Nur Khasanah, S.Pd. gemar berkebun menjadi pemilik bisnis tanaman herbal Pome Garden.

Tanaman herba seperti rosmari Rosmarinus officinalis, oregano Origanum vulgare, taragon Artemisia dracunculus, dan daun poko Mentha sp. tumbuh subur di pekarangan rumah Nur Khasanah, S.Pd. Namun, keempat jenis tanaman itu tidak rumbuh di tanah. Khasanah menanamnya di talang air mengadopsi teknologi hidroponik. Terdapat 3 lokasi tumbuh masing-masing terdiri atas 12 pipa berjejer rapi di halaman depan dan 5 pipa di belakang.

Sebuah pipa sepanjang 4 meter dan berdiameter 2 inci menampung 20 tanaman. Artinya pehobi di Desa Jlamprang, Kecamatan Leksono, Kabupaten Wonosobo, Provinsi Jawa Tengah, itu memiliki total 120 lubang tanam. Ia menerapkan hidroponik nutrient film technique (NFT). Menurut Khasanah letak instalasi menyesuaikan area yang kosong di halaman rumahnya yang seluas 30 m2 di bagian depan dan 18 m² di halaman belakang.

Pertumbuhan seragam

Khasanah menggunakan tandon nutrisi berkapasitas 20 liter. Ia mengencerkan nutrisi AB mix—dengan konsentrasi 1.000—1.400 ppm. Lokasi tandon di permukaan tanah. Ia mengalirkan nutrisi dari tandon dengan pompa. Alumnus Pendidikan Biologi Universitas Sebelas Maret (UNS) itu mengalirkan nutrisi setiap hari pada pukul 06.00—18.00.

Menurut Khasanah kelebihan budidaya rempah dengan metode hidroponik pertumbuhannya lebih cepat. “Karena nutrisinya terukur, ukuran tanaman lebih seragam. Ukuran daun juga lebih optimal,” kata perempuan kelahiran 4 Februari 1994 itu. Tanaman juga terhindar dari gangguan hama maupun penyakit karena area pertanaman yang bersih. Letak lahan yang seadanya mengakibatkan terdapat bagian instalasi yang tidak ternaungi, akibatknya ketika hujan turun tanaman rentan busuk.

Khasanah mengatakan, budidaya tanaman rempah secara hidroponik terbilang mudah. Ia rutin memangkas pucuk tanaman sekali dalam sepekan. Tujuannya agar nutrisi tanaman terserap optimal sehingga pertumbuhan tanaman lebih cepat dan subur. Selain itu potongan atau pangkasan juga digunakan untuk perbanyakan tanaman. Ia menanam bibit berupa hasil pangkasan itu di rockwool.

Spearmint menjadi salah satu jenis daun mint yang diminati pembeli.

Setelah bibit berakar, lazimnya dalam waktu 10 hari, ia memindahkan ke pot bermedia tanam organik yakni campuran tanah, sekam mentah, dan kotoran kambing dengan perbandingan 1:1:1. “Karena area budidaya kami belum luas. Jadi, harus disiapkan dahulu,” kata Khasanah. Jadi, Khasanah membudidayakan tanaman dalam tiga fase, hidroponik NFT hingga tanaman dewasa, pembibitan vegetatif di rockwool, dan di pot hingga tanaman sial jual.
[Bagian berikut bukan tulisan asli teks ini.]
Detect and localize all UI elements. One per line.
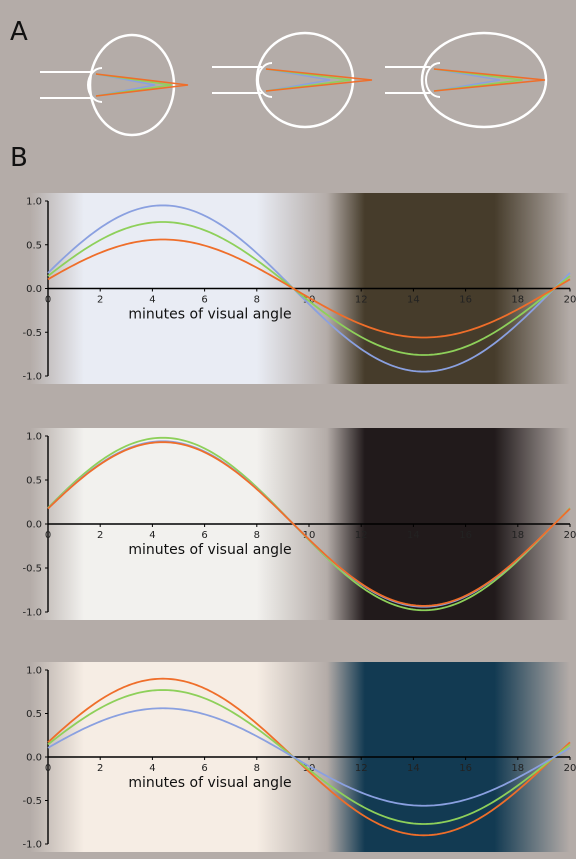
y-tick-label: 1.0 bbox=[26, 432, 42, 443]
x-tick-label: 6 bbox=[201, 295, 207, 306]
panel-b-label: B bbox=[10, 143, 28, 173]
x-tick-label: 6 bbox=[201, 530, 207, 541]
x-tick-label: 4 bbox=[149, 295, 155, 306]
x-axis-label: minutes of visual angle bbox=[128, 542, 291, 558]
orange-ray bbox=[265, 68, 373, 92]
x-tick-label: 18 bbox=[511, 530, 524, 541]
series-line-2 bbox=[47, 689, 571, 825]
x-tick-label: 14 bbox=[407, 530, 420, 541]
x-tick-label: 20 bbox=[564, 530, 576, 541]
y-tick-label: -0.5 bbox=[22, 796, 42, 807]
cornea bbox=[87, 67, 103, 103]
y-tick-label: -1.0 bbox=[22, 608, 42, 619]
x-tick-label: 20 bbox=[564, 295, 576, 306]
y-tick-label: 0.5 bbox=[26, 476, 42, 487]
x-tick-label: 20 bbox=[564, 763, 576, 774]
eye-diagram-3 bbox=[385, 31, 548, 129]
chart-3: 1.00.50.0-0.5-1.00 2 4 6 8 10 12 14 16 18 20minute… bbox=[22, 662, 576, 852]
x-tick-label: 14 bbox=[407, 295, 420, 306]
y-tick-label: 0.0 bbox=[26, 284, 42, 295]
y-tick-label: 1.0 bbox=[26, 197, 42, 208]
eyeball bbox=[420, 31, 548, 129]
panel-a-label: A bbox=[10, 17, 28, 47]
y-tick-label: 1.0 bbox=[26, 666, 42, 677]
y-tick-label: 0.0 bbox=[26, 520, 42, 531]
x-tick-label: 12 bbox=[355, 763, 368, 774]
chart-2: 1.0 0.5 0.0 -0.5 -1.0 0 2 4 6 8 10 12 14 16 18 20 minute… bbox=[22, 428, 576, 620]
x-tick-label: 8 bbox=[254, 530, 260, 541]
x-tick-label: 16 bbox=[459, 530, 472, 541]
x-tick-label: 6 bbox=[201, 763, 207, 774]
x-tick-label: 4 bbox=[149, 763, 155, 774]
y-tick-label: 0.5 bbox=[26, 709, 42, 720]
eye-diagram-2 bbox=[212, 31, 373, 129]
x-tick-label: 12 bbox=[355, 295, 368, 306]
series-line-3 bbox=[47, 441, 571, 607]
charts-group: 1.00.50.0-0.5-1.00 2 4 6 8 10 12 14 16 18 20minute… bbox=[22, 193, 576, 852]
eyeball bbox=[88, 33, 176, 137]
green-ray bbox=[433, 68, 523, 92]
green-ray bbox=[95, 73, 172, 97]
cornea bbox=[425, 62, 441, 98]
green-ray bbox=[265, 68, 352, 92]
eye-diagram-1 bbox=[40, 33, 189, 137]
x-tick-label: 0 bbox=[45, 763, 51, 774]
x-tick-label: 10 bbox=[303, 530, 316, 541]
x-tick-label: 8 bbox=[254, 763, 260, 774]
x-axis-label: minutes of visual angle bbox=[128, 307, 291, 323]
series-line-2 bbox=[47, 221, 571, 356]
orange-ray bbox=[95, 73, 189, 97]
x-tick-label: 2 bbox=[97, 295, 103, 306]
series-line-3 bbox=[47, 707, 571, 807]
x-tick-label: 0 bbox=[45, 530, 51, 541]
orange-ray bbox=[433, 68, 546, 92]
x-tick-label: 8 bbox=[254, 295, 260, 306]
x-tick-label: 18 bbox=[511, 295, 524, 306]
eyeball bbox=[255, 31, 355, 129]
x-tick-label: 12 bbox=[355, 530, 368, 541]
x-tick-label: 2 bbox=[97, 763, 103, 774]
x-tick-label: 14 bbox=[407, 763, 420, 774]
blue-ray bbox=[265, 68, 331, 92]
y-tick-label: 0.5 bbox=[26, 240, 42, 251]
blue-ray bbox=[433, 68, 501, 92]
chart-1: 1.00.50.0-0.5-1.00 2 4 6 8 10 12 14 16 18 20minute… bbox=[22, 193, 576, 384]
x-tick-label: 0 bbox=[45, 295, 51, 306]
series-line-1 bbox=[47, 204, 571, 373]
eye-diagrams bbox=[40, 31, 548, 137]
x-tick-label: 4 bbox=[149, 530, 155, 541]
x-axis-label: minutes of visual angle bbox=[128, 775, 291, 791]
series-line-3 bbox=[47, 238, 571, 339]
y-tick-label: -1.0 bbox=[22, 372, 42, 383]
y-tick-label: -0.5 bbox=[22, 564, 42, 575]
x-tick-label: 16 bbox=[459, 295, 472, 306]
y-tick-label: 0.0 bbox=[26, 753, 42, 764]
y-tick-label: -1.0 bbox=[22, 840, 42, 851]
series-line-1 bbox=[47, 677, 571, 837]
cornea bbox=[257, 62, 273, 98]
x-tick-label: 16 bbox=[459, 763, 472, 774]
y-tick-label: -0.5 bbox=[22, 328, 42, 339]
x-tick-label: 18 bbox=[511, 763, 524, 774]
x-tick-label: 2 bbox=[97, 530, 103, 541]
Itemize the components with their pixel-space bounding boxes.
Lokasi budidaya tanaman itu berada di ketinggian 850 meter di atas permukaan laut. Menurut Khasanah lokasi terkena sinar matahari pada pukul 07.00—11.00. Ia menaungi tanaman terik matahari siang dan hujan deras. Sebelumnya Khasanah hanya membudidayakan sayuran seperti bayam hijau Amaranthus hybridus, sawi hijau Brassica rapa, dan kale Brassica oleraceae dengan hidroponik sumbu atau wick system. Beragam sayuran itu hanya untuk memenuhi kebutuhan keluarga.

Berubah bisnis

Sejak 2018 Khasanah mengembangkan tanaman herba. Orientasinya bukan lagi hobi, tetapi bisnis meski dari pekarangan. Khasanah yang memulai hidroponik pada 20017 mengatakan, “Semula saya cuma hobi, yang ditanam sayuran saja. Lama-lama penasaran juga belajar hidroponik.” Selain itu ia juga berkeinginan membuat masakan ala Eropa yang bercita rasa rempah yang kuat.

Itulah sebabnya Khasanah menambah variasi tanaman seperti apple mint, mountain mint, menthole mint, dan daun kesum Persicaria odorata. Perempuan 26 tahun itu mengatur pola tanam agar panen berkesinambungan. Penjulaan dilakukan langsung dan secara daring. Harap mafhum Khasanah menerapkan sistem prapesanan atau preorder. Para pelanggan memesan minimal 14 hari sebelumnya.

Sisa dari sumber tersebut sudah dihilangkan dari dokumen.